Some things that happen together seem more likely than others. One reason we might assume that companies’ low tax rates reported above had to do with their lobbying is because we can believe that one reason companies lobby in Washington is to lower their taxes. Unlike the “Redskins Rule” – the lobbying for lower taxes story makes sense. But just because something makes sense does not mean it is necessarily true.
A convincing story requires evidence, very much in the same way that convicting a defendant requires evidence. Correlation is only Exhibit A. A good data scientist should get a little further into the alphabet. For example, to go on the tax and lobbying example a little further, if lobbying caused lower tax rates, what else might we want to know about these companies?
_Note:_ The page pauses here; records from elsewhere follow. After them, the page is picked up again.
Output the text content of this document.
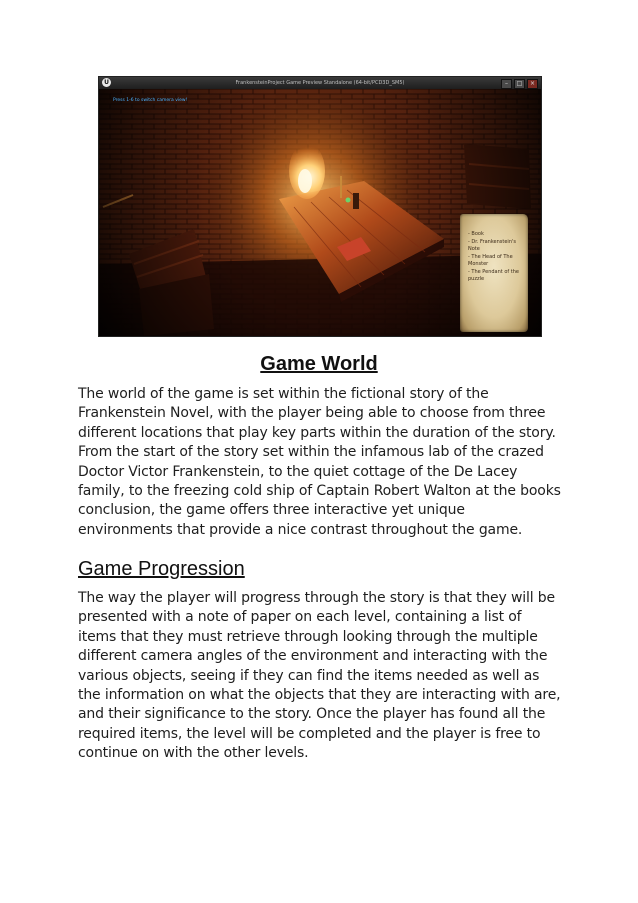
U	FrankensteinProject Game Preview Standalone (64-bit/PCD3D_SM5)	–	□	×
Press 1-6 to switch camera view!
- Book
- Dr. Frankenstein's Note
- The Head of The Monster
- The Pendant of the puzzle
Game World
The world of the game is set within the fictional story of the Frankenstein Novel, with the player being able to choose from three different locations that play key parts within the duration of the story. From the start of the story set within the infamous lab of the crazed Doctor Victor Frankenstein, to the quiet cottage of the De Lacey family, to the freezing cold ship of Captain Robert Walton at the books conclusion, the game offers three interactive yet unique environments that provide a nice contrast throughout the game.
Game Progression
The way the player will progress through the story is that they will be presented with a note of paper on each level, containing a list of items that they must retrieve through looking through the multiple different camera angles of the environment and interacting with the various objects, seeing if they can find the items needed as well as the information on what the objects that they are interacting with are, and their significance to the story. Once the player has found all the required items, the level will be completed and the player is free to continue on with the other levels.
For example, we might want to see if they indeed lobbied on tax-related legislation, and if so whether they were at all successful. We might want to look at their accounting and see how much their low taxes were due to taking advantage of the tax code as opposed to legitimate business losses. We might want to know if these companies lobbied more and paid lower taxes than similar companies in their industry. We might want to know how these companies tax rates have changed over time. Some of these things are easier than others to get data on. But as more data become available, there are more opportunities for adding more evidence, and making a stronger case.
Take the classic problem of money in politics. We at Sunlight run plenty of stories describing how much money different politicians take from different interests. These relationships presumably tell us something. But the causality of money in politics is complicated. Is money intended to shift votes? Is it intended to gain or maintain access? Is it intended to reward friends? Is it given to win elections? Is it given as part of an arms race increasing contributions on two sides cancel each other out? Do industries that have a harder case to make contribute more money? These are difficult econometric problems to solve, and it’s almost impossible in any instance to show that money caused an outcome.
With any correlation, it’s usually pretty easy to spout out a number of explanations if you know something about the subject. Some of these will be more convincing than others. But to the extent that there are convincing theories out there, often there are also data out there that can disprove them
Correlation is important, because it provokes questions. It tells us that two things might be related, and that we might want to know more. There’s no causation without correlation. The responsible thing to do when we encounter correlation is to think through it honestly and reasonably. Admit that there are certain things we don’t know, offer our best educated guesses, and think about how we might know more. Ask good questions, rather than assume we have easy answers.
As data become more and more ubiquitous, it becomes more and more necessary to understand these basic principles. So, the next time you encounter data analysis you can ask: Is the data behind this analysis representative? Or were the cases selected just to prove a point? If somebody is claiming causation from correlation, do they have a convincing story? Have they tested out other elements of that story? Have they ruled out other explanations?
The important thing with data is to be humble. It’s easy to over-interpret, and to generate meaningless or even wrong conclusions. But there are also tremendous insights data can provide, especially if we are careful and responsible about it.
Ultimately, data analysis works best as an enterprise beyond our individual selves, a larger conversation where we share data and hypotheses. The more data we have and the people who are looking at the data – visualizing it, testing hypotheses, finding correlations – the closer we will come to understanding what it really tells us.